Isi Leibler wrote an article in The Jerusalem Post that used truly frightening language. Referring to Jews who criticize Israel, Leibler writes: “Such odious Jews can be traced back to apostates during the Middle Ages who fabricated blood libels and vile distortions of Jewish religious practice for Christian anti-Semites to incite hatred which culminated in massacres. It was in response to these renegades that the herem (excommunication) was introduced.”

Leibler’s approach is duplicitous. He uses one type of language when speaking to what he takes to be his constituency, but a few days ago denied in a piece in The Guardian that he ever called for the excommunication of J Street or of critics of Israel.

How should we relate to such a publication? One option would be to simply dismiss it as a fringe phenomenon. But I think this would be a grave mistake. The language of excommunication and apostasy has never been used lightly in Jewish history, and its implications can be dangerous. More importantly: Leibler is not some obscure crank from the extreme right, but a Jewish activist with a distinguished record who has held senior positions in the World Jewish Congress; and he does not write in some obscure blog, but in a reputable, mainstream Israeli newspaper.

Hence, I want to urge Mr. Leibler to restore sanity to the discussion about Israeli politics and renounce hate speech of all sorts. I want to call on him that we need to restore dialogue even between those groups that bitterly disagree with each other.

Leibler explicitly evokes the Middle Ages in advocating excommunication. Does he really want the current disputes about Israeli policy to be conducted in the language of the Middle Ages? Does he really think that excommunication is the way to deal with Jewish Liberals who believe that Israel is often making tragic mistakes? I want to remind him that the herem has not always been used to the greater glory of the Jewish people. The greatest work of Jewish philosophy, Maimonides’ Guide for the Peplexed , was banned at certain times, and one of the greatest philosophers that ever lived, Baruch Spinoza, was excommunicated for apostasy by the Jewish community of Amsterdam.

In calling for excommunication of those who disagree with him, Leibler seems to endow himself with papal infallibility in knowing what is good for Israel – but in Jewish tradition nobody can claim infallibility. I want to remind Mr. Leibler of the rules of plugta, of civilized argument and disagreement that have been held dear in Jewish tradition, and I will gladly meet with him and talk.

I want to make it clear: Leibler does not call for physical violence. Yet terms like “apostates” and “excommunication” are a clear way of delegitimizing the large proportion of the Jewish people, who disagree with him. He should not forget that there might always be somebody like Yaakov Teitel who takes him more seriously than I assume he wants to be taken. I hope that Mr. Leibler condemns such acts unequivocally as every civilized human being, Jewish or not, should.

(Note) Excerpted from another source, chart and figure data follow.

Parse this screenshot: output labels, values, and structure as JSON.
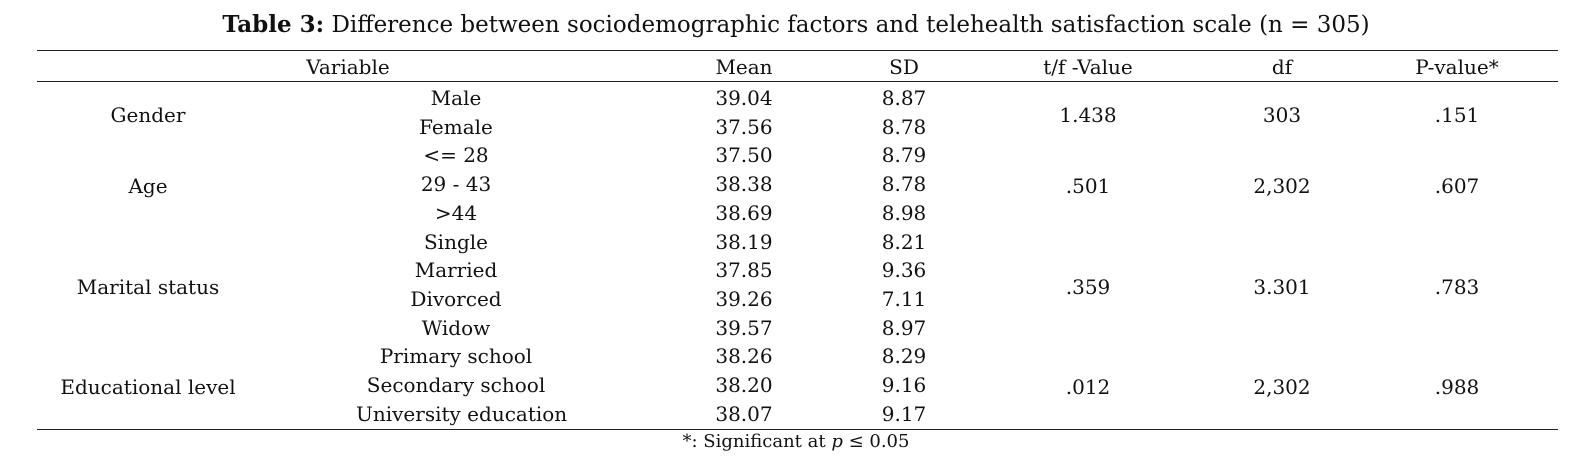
{
  "table": {
    "caption_label": "Table 3:",
    "caption_text": "Difference between sociodemographic factors and telehealth satisfaction scale (n = 305)",
    "headers": [
      "Variable",
      "Mean",
      "SD",
      "t/f -Value",
      "df",
      "P-value*"
    ],
    "groups": [
      {
        "variable": "Gender",
        "stat": "1.438",
        "df": "303",
        "p": ".151",
        "rows": [
          {
            "level": "Male",
            "mean": "39.04",
            "sd": "8.87"
          },
          {
            "level": "Female",
            "mean": "37.56",
            "sd": "8.78"
          }
        ]
      },
      {
        "variable": "Age",
        "stat": ".501",
        "df": "2,302",
        "p": ".607",
        "rows": [
          {
            "level": "<= 28",
            "mean": "37.50",
            "sd": "8.79"
          },
          {
            "level": "29 - 43",
            "mean": "38.38",
            "sd": "8.78"
          },
          {
            "level": ">44",
            "mean": "38.69",
            "sd": "8.98"
          }
        ]
      },
      {
        "variable": "Marital status",
        "stat": ".359",
        "df": "3.301",
        "p": ".783",
        "rows": [
          {
            "level": "Single",
            "mean": "38.19",
            "sd": "8.21"
          },
          {
            "level": "Married",
            "mean": "37.85",
            "sd": "9.36"
          },
          {
            "level": "Divorced",
            "mean": "39.26",
            "sd": "7.11"
          },
          {
            "level": "Widow",
            "mean": "39.57",
            "sd": "8.97"
          }
        ]
      },
      {
        "variable": "Educational level",
        "stat": ".012",
        "df": "2,302",
        "p": ".988",
        "rows": [
          {
            "level": "Primary school",
            "mean": "38.26",
            "sd": "8.29"
          },
          {
            "level": "Secondary school",
            "mean": "38.20",
            "sd": "9.16"
          },
          {
            "level": "University education",
            "mean": "38.07",
            "sd": "9.17"
          }
        ]
      }
    ],
    "footnote_prefix": "*: Significant at ",
    "footnote_var": "p",
    "footnote_suffix": " ≤ 0.05"
  }
}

A final consideration to stop hate speech: J Street’s convention coincided with the commemoration of the 14th anniversary of the Hebrew date of Rabin’s assassination, an event that still casts a huge shadow over all of Israeli politics. What we need to learn from Rabin’s murder is that hate speech creates an atmosphere that legitimizes violence. Re-reading Ina Friedman and Michael Karpin’s Murder in the Name of God is a chilling experience. It shows the buildup of an ever-growing hatred of Rabin and the peace process not only among the Israeli right, but in the American Jewish Right, that gradually led to the halakhic rulings that killing Rabin was justified. We should all be united in stopping any language that can raise the level of hatred between Jews to murderous levels.